If you want to save some of the data in Riemann you have a number of options. There are several adapters included that can forward events to other services, including email, Pagerduty, Librato, Graphite and InfluxDB. Email and Pagerduty are good for alerts while the latter three are good for data persistence and analysis. We decided to trial InfluxDB (a time series database) for storing metrics over time. It allows querying of time series data with an SQL-like language with extra aggregation functions similar to those found in Riemann’s fold and streams namespaces.

Passing data to influx is as simple as passing your influx function as a child of an event stream function. Here we forward the latency to InfluxDB, then we also calculate the event rate and forward it to Riemann’s index and to InfluxDB, giving the service a name reflecting the metric.

(where (service "api-latency")
  influx
  (with {:metric 1 :state "ok" :service "api.events/sec"}
    (rate 5 index influx)))

Here is an example query that gives the 99%ile latency over the last 3 days, grouped into 10 minute bins:

select percentile(value, 99) from /.*/
where name = 'api-latency'
and time > now() - 72h
group by time(10m);

To visualize this history we use Grafana, which can query InfluxDB directly and display nice charts on a web page.

Here is a chart showing how our autoscaling works.
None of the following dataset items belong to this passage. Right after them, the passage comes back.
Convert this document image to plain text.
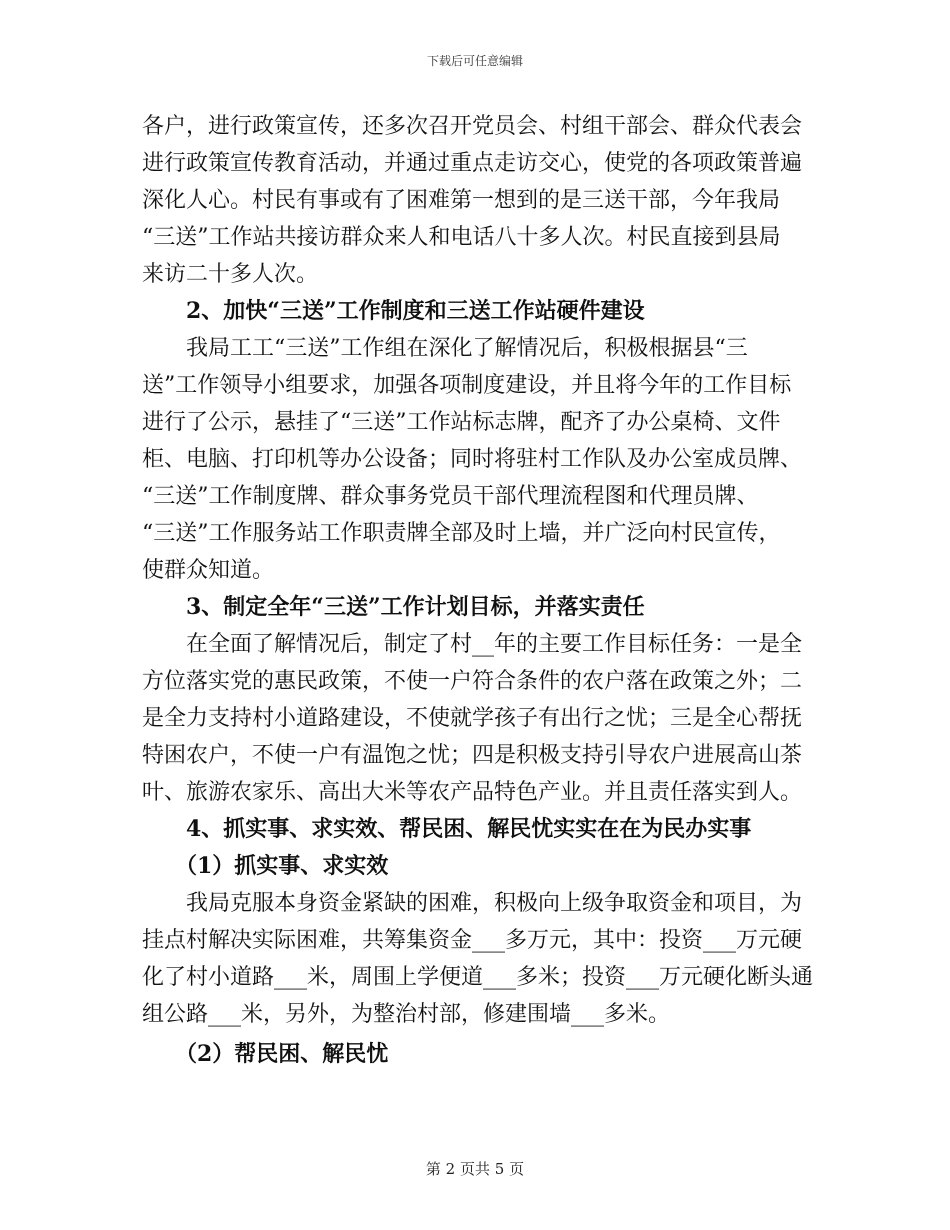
下载后可任意编辑
各户，进行政策宣传，还多次召开党员会、村组干部会、群众代表会
进行政策宣传教育活动，并通过重点走访交心，使党的各项政策普遍
深化人心。村民有事或有了困难第一想到的是三送干部，今年我局
“三送”工作站共接访群众来人和电话八十多人次。村民直接到县局
来访二十多人次。
2、加快“三送”工作制度和三送工作站硬件建设
我局工工“三送”工作组在深化了解情况后，积极根据县“三
送”工作领导小组要求，加强各项制度建设，并且将今年的工作目标
进行了公示，悬挂了“三送”工作站标志牌，配齐了办公桌椅、文件
柜、电脑、打印机等办公设备；同时将驻村工作队及办公室成员牌、
“三送”工作制度牌、群众事务党员干部代理流程图和代理员牌、
“三送”工作服务站工作职责牌全部及时上墙，并广泛向村民宣传，
使群众知道。
3、制定全年“三送”工作计划目标，并落实责任
在全面了解情况后，制定了村__年的主要工作目标任务：一是全
方位落实党的惠民政策，不使一户符合条件的农户落在政策之外；二
是全力支持村小道路建设，不使就学孩子有出行之忧；三是全心帮抚
特困农户，不使一户有温饱之忧；四是积极支持引导农户进展高山茶
叶、旅游农家乐、高出大米等农产品特色产业。并且责任落实到人。
4、抓实事、求实效、帮民困、解民忧实实在在为民办实事
（1）抓实事、求实效
我局克服本身资金紧缺的困难，积极向上级争取资金和项目，为
挂点村解决实际困难，共筹集资金___多万元，其中：投资___万元硬
化了村小道路___米，周围上学便道___多米；投资___万元硬化断头通
组公路___米，另外，为整治村部，修建围墙___多米。
（2）帮民困、解民忧
第 2 页共 5 页
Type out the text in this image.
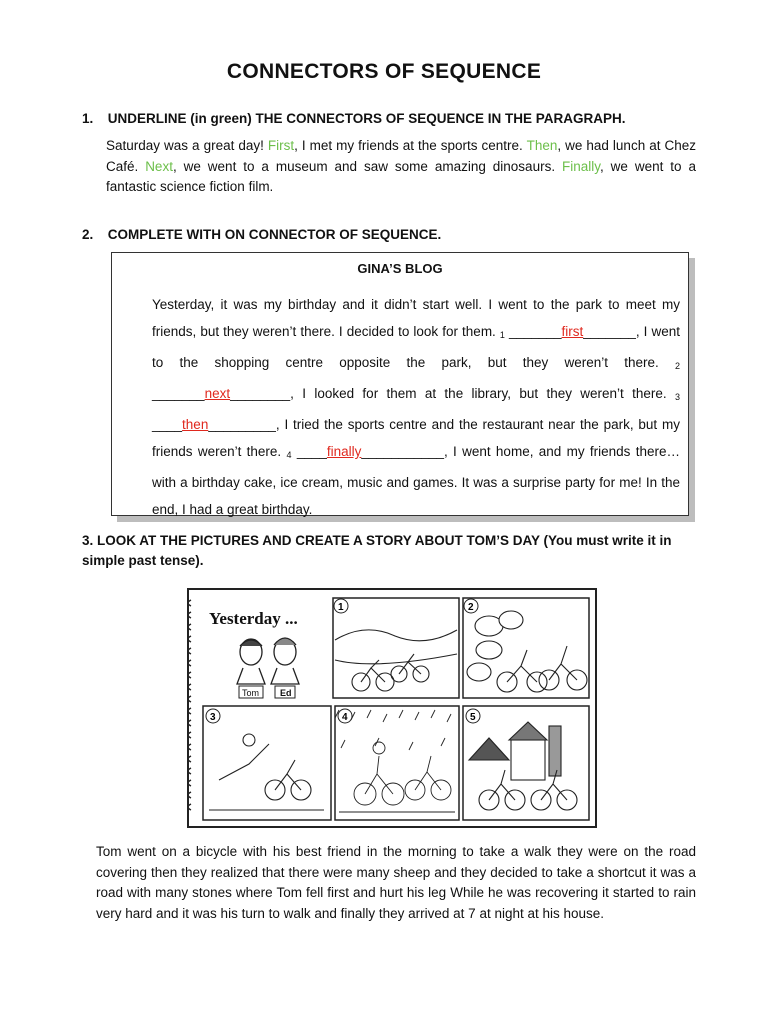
CONNECTORS OF SEQUENCE
1. UNDERLINE (in green) THE CONNECTORS OF SEQUENCE IN THE PARAGRAPH.
Saturday was a great day! First, I met my friends at the sports centre. Then, we had lunch at Chez Café. Next, we went to a museum and saw some amazing dinosaurs. Finally, we went to a fantastic science fiction film.
2. COMPLETE WITH ON CONNECTOR OF SEQUENCE.
GINA’S BLOG
Yesterday, it was my birthday and it didn’t start well. I went to the park to meet my friends, but they weren’t there. I decided to look for them. $_1$ _______first_______, I went to the shopping centre opposite the park, but they weren’t there. $_2$ _______next________, I looked for them at the library, but they weren’t there. $_3$ ____then_________, I tried the sports centre and the restaurant near the park, but my friends weren’t there. $_4$ ____finally___________, I went home, and my friends there… with a birthday cake, ice cream, music and games. It was a surprise party for me! In the end, I had a great birthday.
3. LOOK AT THE PICTURES AND CREATE A STORY ABOUT TOM’S DAY (You must write it in simple past tense).
Yesterday ...
Tom Ed
1	2
3	4	5
Tom went on a bicycle with his best friend in the morning to take a walk they were on the road covering then they realized that there were many sheep and they decided to take a shortcut it was a road with many stones where Tom fell first and hurt his leg While he was recovering it started to rain very hard and it was his turn to walk and finally they arrived at 7 at night at his house.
It shows the total requests per second to the api with the number of hosts serving the api. The number of hosts trends with the number of requests.

grafana

The queries in Grafana look like:

select mean("value") as "value_mean" from "api distinct hosts"
where time > now() - 4d
group by time(5m)
order asc;

select  mean("value") as "value_mean" from "total api request rate"
where  time > now() - 4d
group by time(5m)
order asc;

We find this to be an excellent setup that has quickly become indispensable.